人として生きて死ぬ

アップルのジョブズ氏が亡くなったニュースを見た。
どんな天才も億万長者であっても宇宙の摂理には逆らえないのは当たり前だが56歳とは早い。
僕もこのひと月あまりで8人の知人の通夜や葬儀に出席した。
90歳を過ぎて大往生された方、昨日まで元気でコロリと別れを告げた方、
若くして生きたかったのに病で亡くなってしまった方、自ら命を断たなければならなかった方・・・・。
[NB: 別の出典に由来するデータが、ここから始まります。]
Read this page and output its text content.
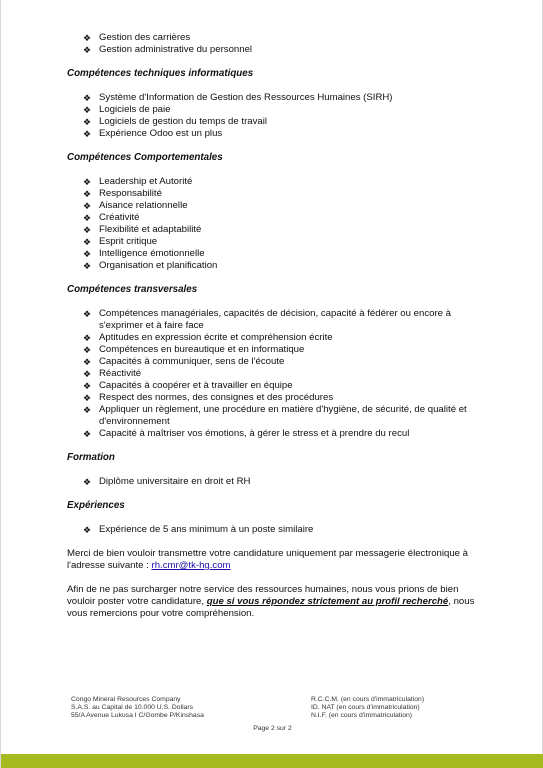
❖ Gestion des carrières
❖ Gestion administrative du personnel
Compétences techniques informatiques
❖ Système d'Information de Gestion des Ressources Humaines (SIRH)
❖ Logiciels de paie
❖ Logiciels de gestion du temps de travail
❖ Expérience Odoo est un plus
Compétences Comportementales
❖ Leadership et Autorité
❖ Responsabilité
❖ Aisance relationnelle
❖ Créativité
❖ Flexibilité et adaptabilité
❖ Esprit critique
❖ Intelligence émotionnelle
❖ Organisation et planification
Compétences transversales
❖ Compétences managériales, capacités de décision, capacité à fédérer ou encore à s'exprimer et à faire face
❖ Aptitudes en expression écrite et compréhension écrite
❖ Compétences en bureautique et en informatique
❖ Capacités à communiquer, sens de l'écoute
❖ Réactivité
❖ Capacités à coopérer et à travailler en équipe
❖ Respect des normes, des consignes et des procédures
❖ Appliquer un règlement, une procédure en matière d'hygiène, de sécurité, de qualité et d'environnement
❖ Capacité à maîtriser vos émotions, à gérer le stress et à prendre du recul
Formation
❖ Diplôme universitaire en droit et RH
Expériences
❖ Expérience de 5 ans minimum à un poste similaire

Merci de bien vouloir transmettre votre candidature uniquement par messagerie électronique à l'adresse suivante : rh.cmr@tk-hg.com

Afin de ne pas surcharger notre service des ressources humaines, nous vous prions de bien vouloir poster votre candidature, que si vous répondez strictement au profil recherché, nous vous remercions pour votre compréhension.

Congo Mineral Resources Company
S.A.S. au Capital de 10.000 U.S. Dollars
55/A Avenue Lukusa I C/Gombe P/Kinshasa
R.C.C.M. (en cours d'immatriculation)
ID. NAT (en cours d'immatriculation)
N.I.F. (en cours d'immatriculation)
Page 2 sur 2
人生の終わりはいつ来るかは分からないけれど、本当に切ないものだ。
死んでしまった人はどんな気持ちなのか、死後があるのかは分からないけれど
僕は死んでしまったら何もないんじゃあないかと感じる。
もちろん、学問として、心の支えとして、文学としても宗教哲学は興味がある。
偶像崇拝とは違う、仏教や仏像の美しさ。
空海や密教の本に夢中になったこともあるし、道元の教えに感動したことも事実だ。
自身も数年前に大本山南禅寺にて受戒も経験した。
祖父や祖母を思いお墓参りも欠かさないし、神や仏の空気も感じることもある。
年初めには地元の神社にお参りし、成田山に毎月参拝し、伏見稲荷も崇拝する自分。
幼き頃はキリスト教会にも通い、新約も旧約も聖書を読み干し、
ステンドグラスとマリア像に感動していたのも僕自身だ。
死後の世界や閻魔大王、輪廻転生を否定してるわけじゃあない。
でも、死んだら何にもないんだって感じるんだよ。
僕は今は確かに生きている。
毎日水を飲み、空気を吸い、ご飯を食べ、排泄をし、動いている。
それは犬も豚も猫も人間もなんら変わらない。
当たり前のことだけど、そんなことさえ、なんて切ないのかと感じるときがある。
そのくせ、時ににグッチだのアルマーニだのにこだわって
定食より菊乃井が旨いなんて能書きを言ってみたりする自分が情けない。
いただきますという言葉を発し、沢山の動植物の命をいただいて食事をする。
食卓の上には今日もハムやソーセージ、干物にタマゴ・・・。
生きるってことは大切で美しいけど、何て酷いもんかと思ったりもする。
まあ、それが人間に生まれた喜びでもあり罪でもあるのかもしれない。
しかし宇宙の術中の中に存在し、自然の摂理に逆らうことはできないんだ。
あんな美しい月にさえ命は存在しない。
でも、あの月があってこそ僕たちの命が存在する難しさ。
なんて悲しいんだろうか。
『お母さん!お母さん!』 涙と花と愛に包まれて荼毘に付せられる人を見て涙する。
人から生まれ、人に育てられ、人として育ち、学び、恋をして人を産み、
子を育て、老い、死んでいく。
そう思うと人の人生は、なんて素晴らしく儚く美しいのか。
人を愛し、美しい景色に感動する心は永遠である。
とにかく今僕は生きている。
自分自身のその日が来るまで精一杯生き、家族や友との時間を大切にして生きたい。
そんなことを感じるのも秋だからかな・・・・。